As a second example, select tweets that refer to Twitter names of industry analysts with a big data term. To accomplish this, create two dictionaries, one of Twitter usernames of analysts and a second of big data terms and combine them on the workspace canvas with a proximity of one to 25 tokens.

Twitter extractor

Creating a union

To combine extractors in a union:

  1. Define two or more extractors on the canvas.

  2. Click Output in the Extractor Properties pane to ensure that the number and names of output columns for each sequence or extractor are the same. In addition to having the same number of columns and identical column names, output columns in each sequence or extractor must have the same data type. In this context, data type is a span, number, string, character, date, or time. Note that you cannot edit these properties for an extractor or sequence while in a union.

  3. On the canvas, without regard to order, click and drag one extractor or sequence above or below another one until the dark blue drop zone indicator indicates you can drop the extractor.

    Union indicator

  4. Release the mouse button to drop the extractor.

  5. Drag and drop additional extractors or sequences into the union.

Union example

The term Parties in contracts can refer to two individuals, two organizations, or an individual and an organization. In order to extract information about the parties, you must define two extractors, Party1 and Party2, to select either an individual or an organization.

  1. Drag both the Person and the Organization extractors from the Extractor pane onto the canvas.

  2. On the canvas, select each extractor in turn and on the Output tab of the Extractor Properties, rename the output columns so that the column definitions are the same for both.

    Output tab

  3. Drag the Organization extractor to the drop zone below the Person extractor.

    Union extractor

  4. Select Union 1 on the canvas and name it Party 1 on the General tab of Extractor Properties.

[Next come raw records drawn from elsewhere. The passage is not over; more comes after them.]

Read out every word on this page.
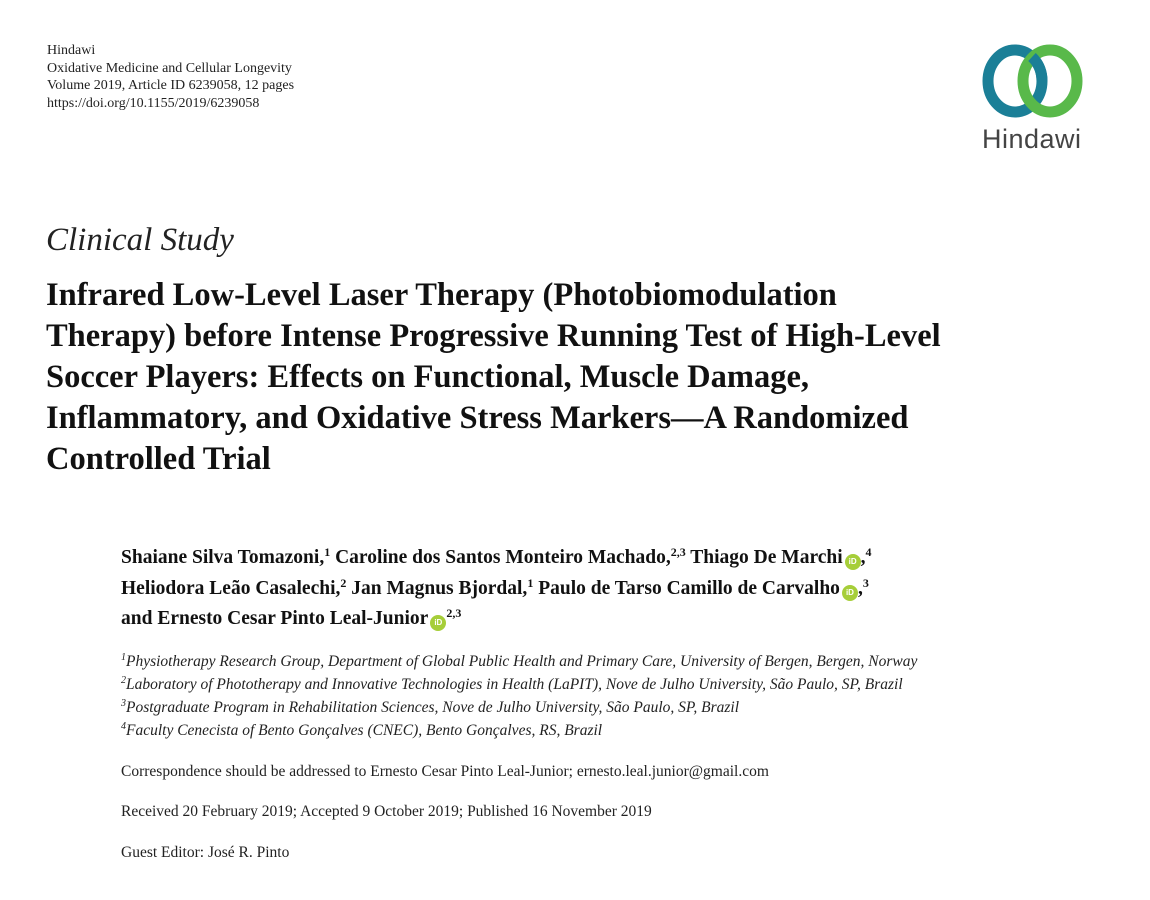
Hindawi
Oxidative Medicine and Cellular Longevity
Volume 2019, Article ID 6239058, 12 pages
https://doi.org/10.1155/2019/6239058
Hindawi
Clinical Study
Infrared Low-Level Laser Therapy (Photobiomodulation
Therapy) before Intense Progressive Running Test of High-Level
Soccer Players: Effects on Functional, Muscle Damage,
Inflammatory, and Oxidative Stress Markers—A Randomized
Controlled Trial
Shaiane Silva Tomazoni,$^1$ Caroline dos Santos Monteiro Machado,$^{2,3}$ Thiago De Marchi iD ,$^4$
Heliodora Leão Casalechi,$^2$ Jan Magnus Bjordal,$^1$ Paulo de Tarso Camillo de Carvalho iD ,$^3$
and Ernesto Cesar Pinto Leal-Junior iD$^{2,3}$
$^1$Physiotherapy Research Group, Department of Global Public Health and Primary Care, University of Bergen, Bergen, Norway
$^2$Laboratory of Phototherapy and Innovative Technologies in Health (LaPIT), Nove de Julho University, São Paulo, SP, Brazil
$^3$Postgraduate Program in Rehabilitation Sciences, Nove de Julho University, São Paulo, SP, Brazil
$^4$Faculty Cenecista of Bento Gonçalves (CNEC), Bento Gonçalves, RS, Brazil
Correspondence should be addressed to Ernesto Cesar Pinto Leal-Junior; ernesto.leal.junior@gmail.com
Received 20 February 2019; Accepted 9 October 2019; Published 16 November 2019
Guest Editor: José R. Pinto
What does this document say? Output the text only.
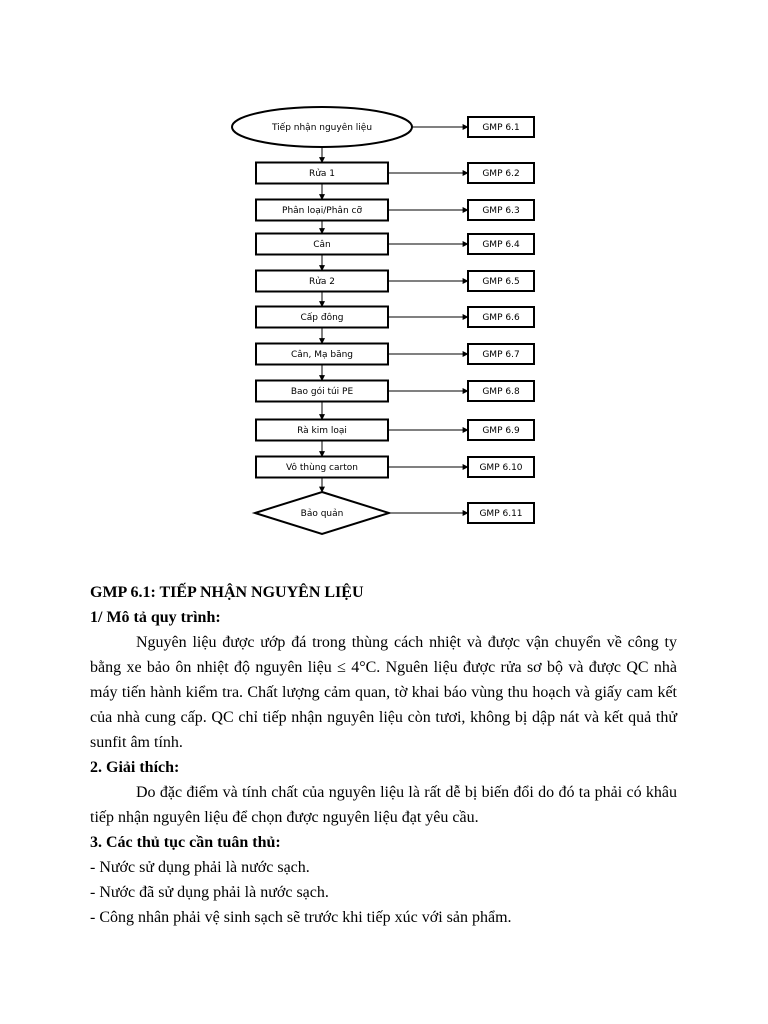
Tiếp nhận nguyên liệu	GMP 6.1
Rửa 1	GMP 6.2
Phân loại/Phân cỡ	GMP 6.3
Cân	GMP 6.4
Rửa 2	GMP 6.5
Cấp đông	GMP 6.6
Cân, Mạ băng	GMP 6.7
Bao gói túi PE	GMP 6.8
Rà kim loại	GMP 6.9
Vô thùng carton	GMP 6.10
Bảo quản	GMP 6.11
GMP 6.1: TIẾP NHẬN NGUYÊN LIỆU
1/ Mô tả quy trình:

Nguyên liệu được ướp đá trong thùng cách nhiệt và được vận chuyển về công ty bằng xe bảo ôn nhiệt độ nguyên liệu ≤ 4°C. Nguên liệu được rửa sơ bộ và được QC nhà máy tiến hành kiểm tra. Chất lượng cảm quan, tờ khai báo vùng thu hoạch và giấy cam kết của nhà cung cấp. QC chỉ tiếp nhận nguyên liệu còn tươi, không bị dập nát và kết quả thử sunfit âm tính.

2. Giải thích:

Do đặc điểm và tính chất của nguyên liệu là rất dễ bị biến đổi do đó ta phải có khâu tiếp nhận nguyên liệu để chọn được nguyên liệu đạt yêu cầu.

3. Các thủ tục cần tuân thủ:

- Nước sử dụng phải là nước sạch.

- Nước đã sử dụng phải là nước sạch.

- Công nhân phải vệ sinh sạch sẽ trước khi tiếp xúc với sản phẩm.
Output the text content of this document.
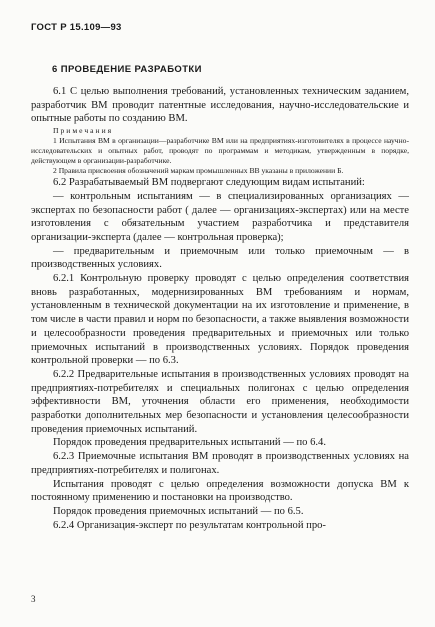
ГОСТ Р 15.109—93
6 ПРОВЕДЕНИЕ РАЗРАБОТКИ

6.1 С целью выполнения требований, установленных техническим заданием, разработчик ВМ проводит патентные исследования, научно-исследовательские и опытные работы по созданию ВМ.

Примечания

1 Испытания ВМ в организации—разработчике ВМ или на предприятиях-изготовителях в процессе научно-исследовательских и опытных работ, проводят по программам и методикам, утвержденным в порядке, действующем в организации-разработчике.

2 Правила присвоения обозначений маркам промышленных ВВ указаны в приложении Б.

6.2 Разрабатываемый ВМ подвергают следующим видам испытаний:

— контрольным испытаниям — в специализированных организациях — экспертах по безопасности работ ( далее — организациях-экспертах) или на месте изготовления с обязательным участием разработчика и представителя организации-эксперта (далее — контрольная проверка);

— предварительным и приемочным или только приемочным — в производственных условиях.

6.2.1 Контрольную проверку проводят с целью определения соответствия вновь разработанных, модернизированных ВМ требованиям и нормам, установленным в технической документации на их изготовление и применение, в том числе в части правил и норм по безопасности, а также выявления возможности и целесообразности проведения предварительных и приемочных или только приемочных испытаний в производственных условиях. Порядок проведения контрольной проверки — по 6.3.

6.2.2 Предварительные испытания в производственных условиях проводят на предприятиях-потребителях и специальных полигонах с целью определения эффективности ВМ, уточнения области его применения, необходимости разработки дополнительных мер безопасности и установления целесообразности проведения приемочных испытаний.

Порядок проведения предварительных испытаний — по 6.4.

6.2.3 Приемочные испытания ВМ проводят в производственных условиях на предприятиях-потребителях и полигонах.

Испытания проводят с целью определения возможности допуска ВМ к постоянному применению и постановки на производство.

Порядок проведения приемочных испытаний — по 6.5.

6.2.4 Организация-эксперт по результатам контрольной про-

3
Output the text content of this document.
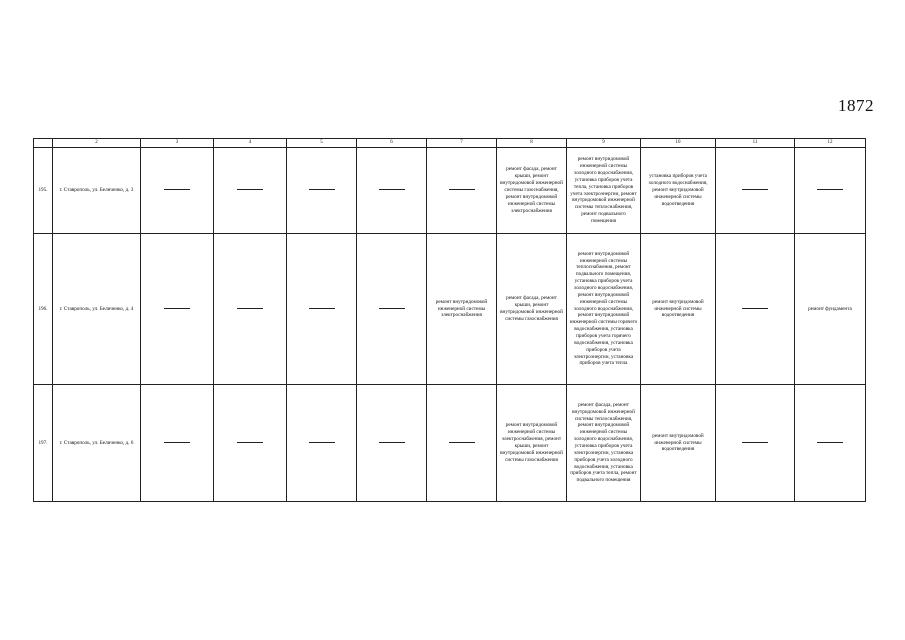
1872
	2	3	4	5	6	7	8	9	10	11	12
195.	г. Ставрополь, ул. Беличенко, д. 3						ремонт фасада, ремонт крыши, ремонт внутридомовой инженерной системы газоснабжения, ремонт внутридомовой инженерной системы электроснабжения	ремонт внутридомовой инженерной системы холодного водоснабжения, установка приборов учета тепла, установка приборов учета электроэнергии, ремонт внутридомовой инженерной системы теплоснабжения, ремонт подвального помещения	установка приборов учета холодного водоснабжения, ремонт внутридомовой инженерной системы водоотведения		
196.	г. Ставрополь, ул. Беличенко, д. 4					ремонт внутридомовой инженерной системы электроснабжения	ремонт фасада, ремонт крыши, ремонт внутридомовой инженерной системы газоснабжения	ремонт внутридомовой инженерной системы теплоснабжения, ремонт подвального помещения, установка приборов учета холодного водоснабжения, ремонт внутридомовой инженерной системы холодного водоснабжения, ремонт внутридомовой инженерной системы горячего водоснабжения, установка приборов учета горячего водоснабжения, установка приборов учета электроэнергии, установка приборов учета тепла	ремонт внутридомовой инженерной системы водоотведения		ремонт фундамента
197.	г. Ставрополь, ул. Беличенко, д. 6						ремонт внутридомовой инженерной системы электроснабжения, ремонт крыши, ремонт внутридомовой инженерной системы газоснабжения	ремонт фасада, ремонт внутридомовой инженерной системы теплоснабжения, ремонт внутридомовой инженерной системы холодного водоснабжения, установка приборов учета электроэнергии, установка приборов учета холодного водоснабжения, установка приборов учета тепла, ремонт подвального помещения	ремонт внутридомовой инженерной системы водоотведения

  5. Copy Union 1 to create a second union and name it Party 2.

  6. To look for the parties in the contracts, combine the two unions in a sequence as shown here. Between the two unions in the sequence is the literal and.

    Legal parties extractor

  7. Name the new sequence Legal Parties.

Running an extractor

To test your extractor, you can run it from the workspace and review the results to ensure the design meets your needs. After the design of the extractor is satisfactory, you can save it to the extractor library to be used in other projects.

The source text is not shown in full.